Telly Savalas is masterful as the cat-petting Blofeld.  He adds a depth to the character which was missing in the previous depiction by Donald Pleasence.  It is interesting to note the similarities of Blofeld’s allergy institute (a cover for brainwashing) to the CIA’s dirty program Project MKUltra which was headed by Dr. Sidney Gottlieb.  The ghastly “research” was administrated from 1953 onwards by Dr. Gottlieb.  Blofeld’s methods in this film bear a striking resemblance to those of MKUltra’s head experimenter Dr. Ewen Cameron.  The world can thank CIA agent William Francis Buckley (“Bill”, but not the one of which you’re probably thinking) for blowing the whistle on this dark, dark period in CIA misadventure.  Buckley observed the deplorable results in Montreal at McGill University.
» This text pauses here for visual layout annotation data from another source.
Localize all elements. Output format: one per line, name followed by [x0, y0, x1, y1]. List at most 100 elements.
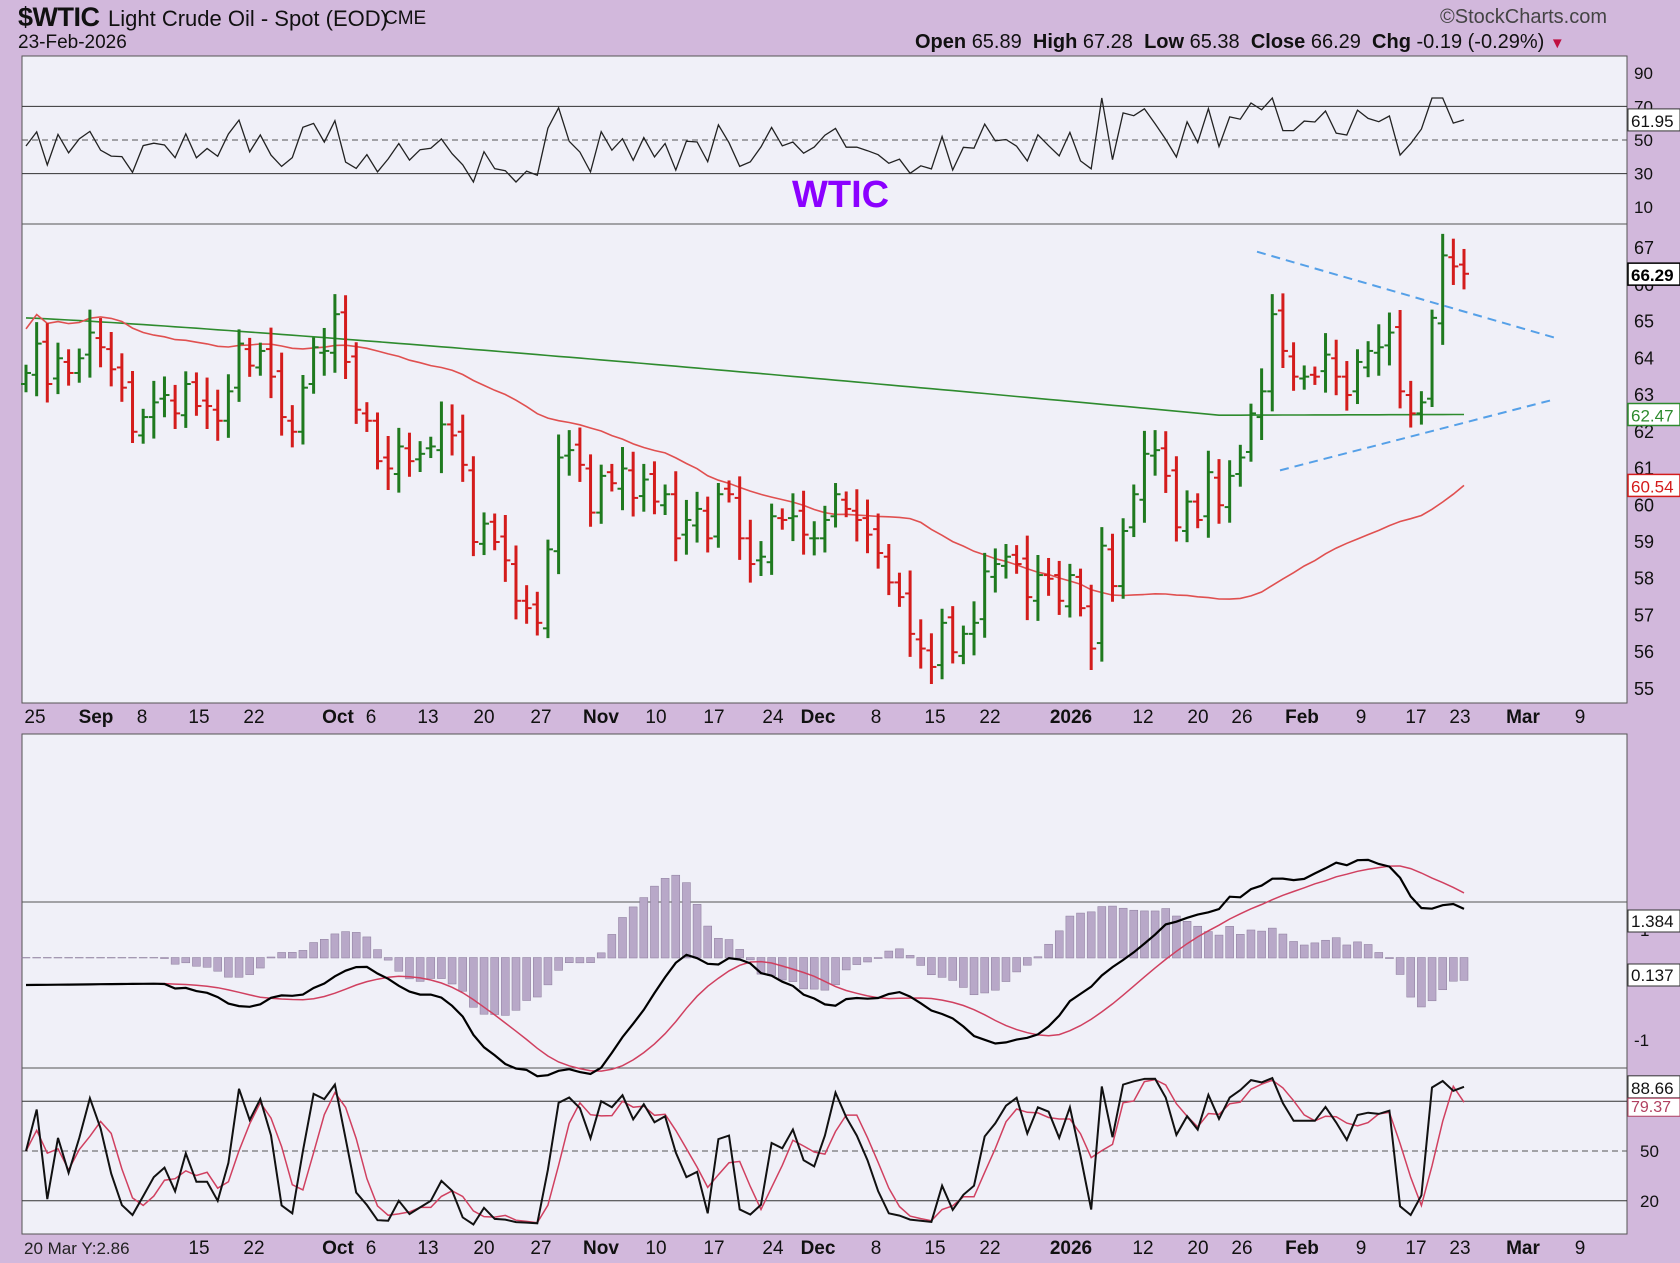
macd-histogram-bar [1278, 933, 1288, 959]
macd-histogram-bar [1001, 957, 1011, 982]
macd-histogram-bar [927, 957, 936, 976]
macd-histogram-bar [809, 957, 819, 990]
bottom-axis-label: Nov [583, 1238, 619, 1259]
macd-histogram-bar [490, 957, 499, 1015]
watermark: ©StockCharts.com [1440, 6, 1608, 28]
macd-histogram-bar [596, 952, 606, 959]
rsi-tick-label: 90 [1634, 64, 1653, 83]
close-value: 66.29 [1310, 31, 1361, 53]
x-axis-label: 23 [1449, 707, 1470, 728]
macd-histogram-bar [1161, 908, 1170, 959]
macd-histogram-bar [1108, 905, 1117, 959]
x-axis-label: 9 [1575, 707, 1586, 728]
rsi-tick-label: 30 [1634, 165, 1653, 184]
macd-histogram-bar [1246, 929, 1256, 959]
macd-histogram-bar [469, 957, 478, 1008]
macd-histogram-bar [277, 952, 286, 959]
x-axis-label: 9 [1356, 707, 1367, 728]
bottom-axis-label: 24 [762, 1238, 784, 1259]
macd-histogram-bar [660, 878, 670, 959]
macd-tick-label: -1 [1634, 1031, 1649, 1050]
macd-histogram-bar [341, 931, 350, 959]
macd-histogram-bar [1214, 934, 1224, 959]
macd-histogram-bar [32, 957, 41, 959]
macd-histogram-bar [895, 948, 904, 959]
stoch-d-label: 79.37 [1631, 1099, 1671, 1116]
macd-histogram-bar [820, 957, 830, 991]
macd-histogram-bar [1342, 944, 1352, 959]
x-axis-label: 26 [1231, 707, 1252, 728]
macd-histogram-bar [1385, 957, 1394, 959]
macd-histogram-bar [149, 957, 159, 959]
macd-histogram-bar [1459, 957, 1469, 981]
price-tag [1627, 473, 1680, 498]
x-axis-label: Oct [322, 707, 354, 728]
macd-histogram-bar [1299, 944, 1309, 959]
macd-histogram-bar [991, 957, 1000, 991]
macd-histogram-bar [1289, 941, 1298, 959]
macd-histogram-bar [937, 957, 947, 978]
bottom-axis-label: 20 [1187, 1238, 1208, 1259]
bottom-axis-label: 22 [243, 1238, 264, 1259]
bottom-axis-label: 8 [871, 1238, 882, 1259]
stoch-k-line [25, 1076, 1465, 1226]
macd-histogram-bar [64, 957, 73, 959]
x-axis-label: 8 [137, 707, 148, 728]
macd-histogram-bar [138, 957, 148, 959]
macd-hist-tag [1627, 963, 1680, 987]
open-value: 65.89 [971, 31, 1022, 53]
macd-histogram-bar [1374, 952, 1384, 959]
macd-histogram-bar [522, 957, 531, 1001]
macd-histogram-bar [266, 956, 276, 959]
x-axis-label: 27 [530, 707, 551, 728]
macd-histogram-bar [724, 939, 734, 959]
bottom-axis-label: 17 [703, 1238, 724, 1259]
ma200-line [25, 317, 1464, 416]
bottom-axis-label: Oct [322, 1238, 354, 1259]
x-axis-label: Dec [801, 707, 836, 728]
rsi-value-tag [1627, 108, 1680, 132]
macd-histogram-bar [117, 957, 127, 959]
down-triangle-icon: ▼ [1549, 35, 1565, 52]
price-tick-label: 59 [1634, 532, 1654, 552]
chart-date: 23-Feb-2026 [18, 32, 127, 53]
macd-histogram-bar [309, 942, 318, 959]
stoch-k-label: 88.66 [1631, 1079, 1674, 1098]
x-axis-label: 13 [417, 707, 438, 728]
macd-histogram-bar [394, 957, 404, 972]
bottom-axis-label: 10 [645, 1238, 666, 1259]
macd-histogram-bar [106, 957, 116, 959]
bottom-axis-label: 27 [530, 1238, 551, 1259]
low-value: 65.38 [1189, 31, 1240, 53]
macd-histogram-bar [128, 957, 137, 959]
macd-histogram-bar [916, 957, 926, 966]
macd-histogram-bar [1225, 926, 1234, 959]
macd-histogram-bar [948, 957, 957, 981]
macd-histogram-bar [53, 957, 63, 959]
rsi-tick-label: 10 [1634, 198, 1653, 217]
x-axis-label: 20 [473, 707, 494, 728]
x-axis-label: Nov [583, 707, 619, 728]
bottom-axis-label: 23 [1449, 1238, 1470, 1259]
macd-histogram-bar [980, 957, 989, 994]
x-axis-label: 6 [366, 707, 377, 728]
bottom-axis-label: 26 [1231, 1238, 1252, 1259]
bottom-axis-label: 9 [1356, 1238, 1367, 1259]
x-axis-label: Sep [79, 707, 114, 728]
macd-histogram-bar [852, 957, 862, 965]
x-axis-label: 10 [645, 707, 666, 728]
x-axis-label: 15 [188, 707, 209, 728]
price-tick-label: 65 [1634, 312, 1654, 332]
macd-histogram-bar [1395, 957, 1405, 975]
macd-histogram-bar [905, 955, 915, 959]
price-tick-label: 63 [1634, 385, 1654, 405]
price-tag-label: 66.29 [1631, 266, 1674, 285]
macd-histogram-bar [1118, 907, 1128, 959]
x-axis-label: Mar [1506, 707, 1540, 728]
macd-histogram-bar [1172, 915, 1181, 959]
chg-label: Chg [1372, 31, 1411, 53]
bottom-axis-label: 15 [188, 1238, 209, 1259]
macd-histogram-bar [1417, 957, 1426, 1008]
macd-histogram-bar [671, 874, 681, 959]
macd-histogram-bar [405, 957, 414, 980]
But back to fun stuff 🙂  High-speed chases!  The Bond series from Eon Productions redeems itself with a great ski chase down Piz Gloria (atop which is Blofeld’s “clinic”).  While not as epic as the underwater battle in Thunderball, it is much more entertaining that the autogyro sequence in You Only Live Twice.

I really must compliment Lazenby.  His was no easy task.  It was the right decision for him to not speak in an affected Scottish accent after Connery.  Lazenby could have been a great long-term Bond.  Thankfully he contributed this one fine performance to the annals.

Peter Hunt is to be equally (if not more so) congratulated.  This was a unique ending for a Bond movie.  It was handled deftly and had just the right amount of suspense to keep the incredulous at bay.  I’m speaking of course about 007 getting married.  You’ll have to see it for yourself to find out just how Eon Productions managed to finagle a continuance of the series after this “blow” to the womanizing lead character.  Of course, in today’s world marriage wouldn’t be a hindrance at all in a similar dramatic case.

This film is really an odd duck, but it should stand as an example for the series.  It is a bit humorous to hear John Barry give the famous 007 guitar line to a harpsichord in the opening credits.  The effect is similar to “Lucy In The Sky With Diamonds.”  Louis Armstrong even sings a song especially recorded for this film!  He was near the end of his life and it is as touching as Billie Holiday’s album Lady In Satin.  Armstrong never recorded another song (dying two years later from a heart attack).